Proposed government building in Chandigarh, India

Governor's Palace is a proposed government building in Chandigarh, India. The building was designed by Le Corbusier, with help from Pierre Jeanneret, a Swiss architect and Corbusier's cousin, but it wasn't built. A model of the building was on display at the Le Corbusier Centre, Zürich, Switzerland and Chandigarh Architecture Museum, Sector 10, Chandigarh. Planning and development of the city of Chandigarh is considered a unique experiment of the modern independent India. A very detailed model was built by Alexander Gorlin and was published as an analytical exploded defragmentation on July 29, 1980.

== Design ==
Le Corbusier’s design for the Governor’s Palace featured a pyramidal massing composed of five ascending levels, each set back to create a stepped silhouette against the Himalayan backdrop. The lowest level comprised a brise‑soleil screen and colonnade, providing shaded transition from the ground plaza to the ceremonial interior. Above this sat the governor’s reception and state rooms, guest apartments, and at the summit a private apartment and terrace "barsati" capped by an inverted concrete canopy. A continuous water trough at the fourth level collected monsoon rains, visually detaching the hovering upper form from its solid base and reinforcing the metaphor of a "floating crown" over the city.
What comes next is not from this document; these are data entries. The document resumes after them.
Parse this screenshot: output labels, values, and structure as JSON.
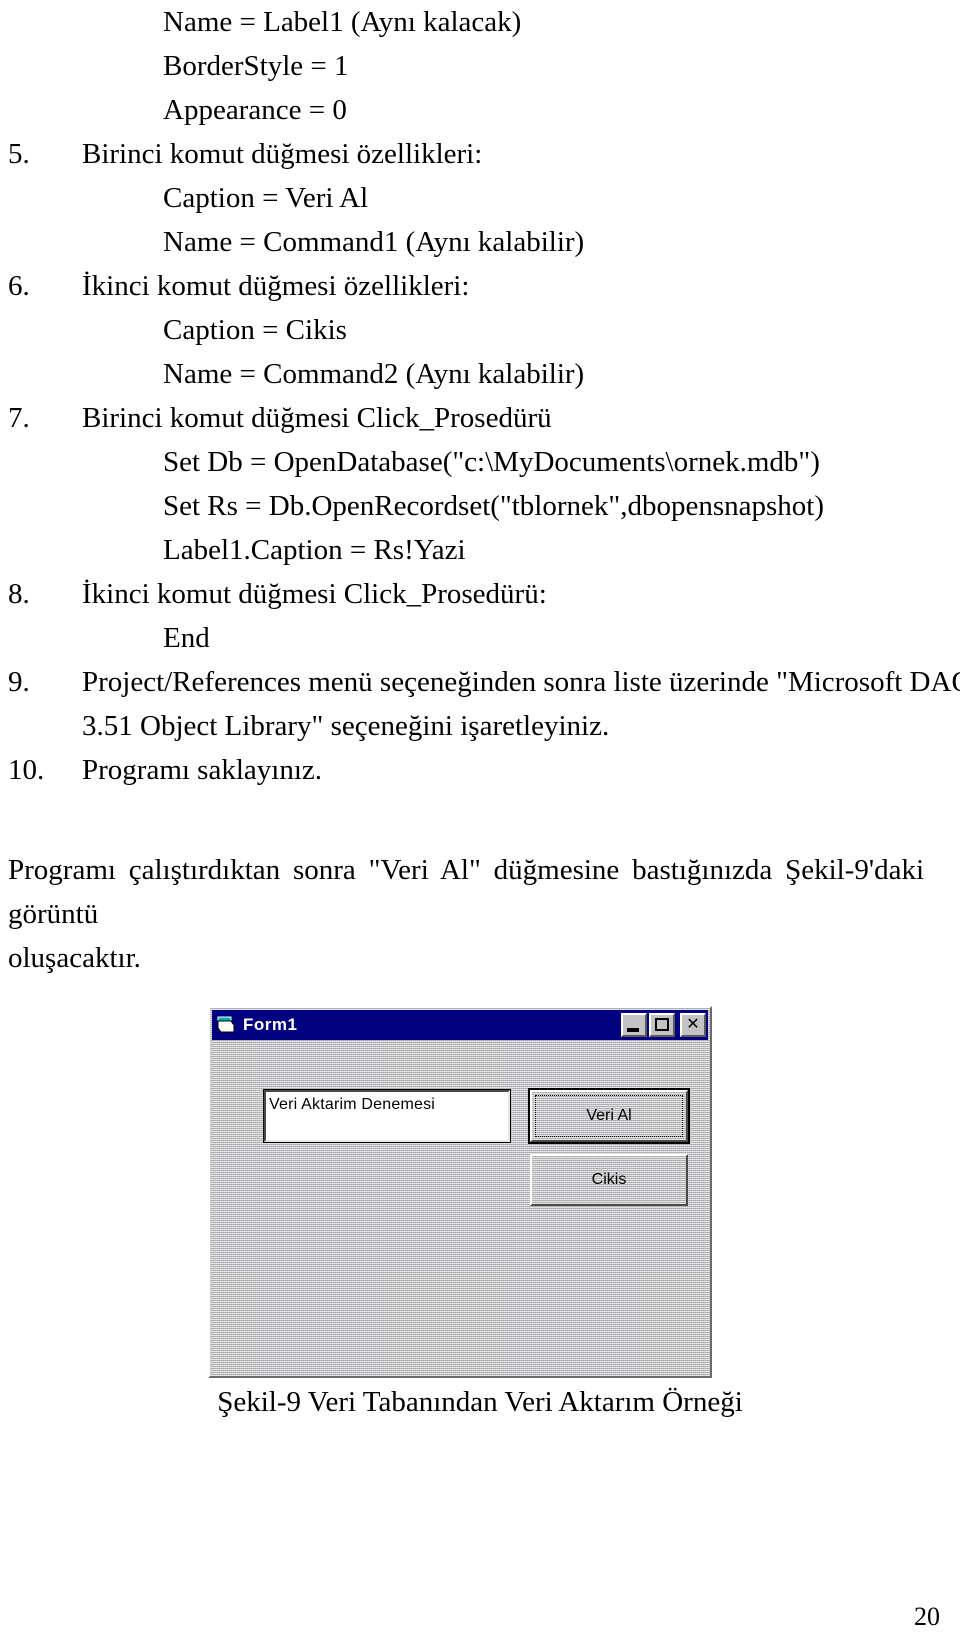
{
  "document": {
    "page_number": "20",
    "figure_caption": "Şekil-9 Veri Tabanından Veri Aktarım Örneği"
  },
  "content_lines": [
    {
      "number": "",
      "text": "Name = Label1 (Aynı kalacak)",
      "indent": "sub"
    },
    {
      "number": "",
      "text": "BorderStyle = 1",
      "indent": "sub"
    },
    {
      "number": "",
      "text": "Appearance = 0",
      "indent": "sub"
    },
    {
      "number": "5.",
      "text": "Birinci komut düğmesi özellikleri:",
      "indent": "num"
    },
    {
      "number": "",
      "text": "Caption = Veri Al",
      "indent": "sub"
    },
    {
      "number": "",
      "text": "Name = Command1 (Aynı kalabilir)",
      "indent": "sub"
    },
    {
      "number": "6.",
      "text": "İkinci komut düğmesi özellikleri:",
      "indent": "num"
    },
    {
      "number": "",
      "text": "Caption = Cikis",
      "indent": "sub"
    },
    {
      "number": "",
      "text": "Name = Command2 (Aynı kalabilir)",
      "indent": "sub"
    },
    {
      "number": "7.",
      "text": "Birinci komut düğmesi  Click_Prosedürü",
      "indent": "num"
    },
    {
      "number": "",
      "text": "Set Db = OpenDatabase(\"c:\\MyDocuments\\ornek.mdb\")",
      "indent": "sub"
    },
    {
      "number": "",
      "text": "Set Rs = Db.OpenRecordset(\"tblornek\",dbopensnapshot)",
      "indent": "sub"
    },
    {
      "number": "",
      "text": "Label1.Caption = Rs!Yazi",
      "indent": "sub"
    },
    {
      "number": "8.",
      "text": "İkinci komut düğmesi Click_Prosedürü:",
      "indent": "num"
    },
    {
      "number": "",
      "text": "End",
      "indent": "sub"
    },
    {
      "number": "9.",
      "text": "",
      "indent": "justified",
      "text_lines": [
        "Project/References menü seçeneğinden sonra liste üzerinde \"Microsoft DAO",
        "3.51 Object Library\" seçeneğini işaretleyiniz."
      ]
    },
    {
      "number": "10.",
      "text": "Programı saklayınız.",
      "indent": "num"
    }
  ],
  "paragraph": {
    "line1": "Programı çalıştırdıktan sonra \"Veri Al\" düğmesine bastığınızda Şekil-9'daki görüntü",
    "line2": "oluşacaktır."
  },
  "vb_form": {
    "title": "Form1",
    "title_icon": "form-window-icon",
    "titlebar_buttons": [
      {
        "name": "minimize-button",
        "glyph": "minimize-icon"
      },
      {
        "name": "maximize-button",
        "glyph": "maximize-icon"
      },
      {
        "name": "close-button",
        "glyph": "close-icon",
        "label": "✕"
      }
    ],
    "label_caption": "Veri Aktarim Denemesi",
    "buttons": [
      {
        "name": "veri-al-button",
        "caption": "Veri Al",
        "focused": true
      },
      {
        "name": "cikis-button",
        "caption": "Cikis",
        "focused": false
      }
    ],
    "colors": {
      "titlebar": "#000080",
      "titlebar_text": "#ffffff",
      "face": "#c0c0c0",
      "label_background": "#ffffff"
    }
  }
}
It was positioned at the terminus of the Chandigarh Capitol’s central axis linking the Secretariat, Assembly and High Court, the palace was intended to mediate between civic ritual and natural landscape. Le Corbusier conceived three sequential plazas separated by water channels with the City Plaza, Capitol Plaza and Palace Forecourt. It culminates at the palace steps overlooking an expansive "Charbagh"‑style garden. This formal Persianesque layout drew inspiration from Mughal terraces at Pinjore and Rashtrapati Bhavan, embedding Chandigarh within India’s garden‑city tradition despite its modern materials and geometric rigor.